A major strength of the movie is its casting. Pretty much everyone here is cast exactly to type, and it works. Chris Pine can do the charming, roguish thing in his sleep, and he makes the ideal bard, playing the role with just enough of a wink and a nod.

Michelle Rodriguez’ Barbarian character is very much the strong, silent type, but we get some clues to her back-story that do flesh the character out. Rodriguez and Pine make a surprisingly effective double act.

Justice Smith plays “in over his head” very well, and that’s exactly what Simon is. It is very satisfying to see the character go on an arc and eventually improve – somewhat.

Sophia Lillis is this reviewer’s favourite actor in the movie – she brings a level of mystique and etherealness to Doric that fits the fantasy setting perfectly.

Regé-Jean Page is not in a lot of the movie, but he gets the full knight in shining armour treatment, and looks great doing it.

Hugh Grant is just the right choice to get the “and starring” credit here, as a smarmy, conceited, smooth-talking con artist. It’s pretty much the same character he’s been playing recently in things like The Gentlemen and Operation Fortune: Ruse de Guerre. It’s not quite on the level of his Paddington 2 performance, but it gets the job done.

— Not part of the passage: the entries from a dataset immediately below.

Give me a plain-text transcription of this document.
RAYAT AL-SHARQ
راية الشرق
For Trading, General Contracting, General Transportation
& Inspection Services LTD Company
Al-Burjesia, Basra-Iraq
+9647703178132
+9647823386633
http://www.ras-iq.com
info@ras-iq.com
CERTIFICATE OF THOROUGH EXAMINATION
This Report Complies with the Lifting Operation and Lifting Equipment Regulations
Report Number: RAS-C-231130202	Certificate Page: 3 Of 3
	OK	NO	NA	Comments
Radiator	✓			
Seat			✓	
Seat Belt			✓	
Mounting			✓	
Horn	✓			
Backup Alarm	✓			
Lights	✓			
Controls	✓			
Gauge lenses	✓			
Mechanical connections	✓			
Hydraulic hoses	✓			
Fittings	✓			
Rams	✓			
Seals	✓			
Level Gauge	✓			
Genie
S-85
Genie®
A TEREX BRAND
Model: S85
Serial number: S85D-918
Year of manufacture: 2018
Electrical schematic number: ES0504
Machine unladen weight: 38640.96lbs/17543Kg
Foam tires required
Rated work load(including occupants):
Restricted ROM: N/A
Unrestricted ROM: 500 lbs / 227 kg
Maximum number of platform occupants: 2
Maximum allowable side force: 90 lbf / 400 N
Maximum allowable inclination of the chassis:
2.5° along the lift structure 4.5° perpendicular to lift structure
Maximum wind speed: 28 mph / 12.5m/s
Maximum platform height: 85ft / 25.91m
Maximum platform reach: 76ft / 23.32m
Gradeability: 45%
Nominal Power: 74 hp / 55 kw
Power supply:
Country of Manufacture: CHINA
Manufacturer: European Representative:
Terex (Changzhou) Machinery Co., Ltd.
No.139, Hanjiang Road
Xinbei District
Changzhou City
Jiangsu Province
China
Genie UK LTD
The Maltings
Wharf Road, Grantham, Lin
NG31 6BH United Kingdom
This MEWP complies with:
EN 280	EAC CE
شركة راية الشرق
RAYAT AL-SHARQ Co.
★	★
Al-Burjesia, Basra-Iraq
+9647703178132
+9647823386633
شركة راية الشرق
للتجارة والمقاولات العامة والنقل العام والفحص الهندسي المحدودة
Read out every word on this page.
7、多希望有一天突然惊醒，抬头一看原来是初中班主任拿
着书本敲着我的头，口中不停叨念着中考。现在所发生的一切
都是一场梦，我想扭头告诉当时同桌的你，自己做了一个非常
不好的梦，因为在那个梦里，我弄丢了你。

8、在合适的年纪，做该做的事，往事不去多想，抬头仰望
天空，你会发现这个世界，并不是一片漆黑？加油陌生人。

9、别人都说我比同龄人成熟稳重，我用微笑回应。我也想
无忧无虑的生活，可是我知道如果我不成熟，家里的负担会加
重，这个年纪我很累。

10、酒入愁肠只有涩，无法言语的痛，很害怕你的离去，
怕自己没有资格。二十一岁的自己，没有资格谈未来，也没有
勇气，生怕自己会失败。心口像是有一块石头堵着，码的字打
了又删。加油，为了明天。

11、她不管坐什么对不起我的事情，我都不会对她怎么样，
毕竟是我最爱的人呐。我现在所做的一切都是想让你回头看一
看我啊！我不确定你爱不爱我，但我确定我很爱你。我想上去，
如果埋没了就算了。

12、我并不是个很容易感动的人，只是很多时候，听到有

Summary: Dungeons & Dragons: Honor Among Thieves promises a comedic, big-budget fantasy adventure, and mostly delivers. A little bit Guardians of the Galaxy, a little bit The Princess Bride and a little bit Monty Python and the Holy Grail, it’s satisfying and entertaining and is clearly made by people with an affection for the game. Some of the world-building is a little unwieldy, as can happen with lore-heavy properties, and the 134-minute runtime is a touch too long. However, the movie more than gets by on pitch-perfect casting, with Chris Pine, Michelle Rodriguez and Hugh Grant all playing exactly to type and excelling at it. Stick around for one mid-credits scene.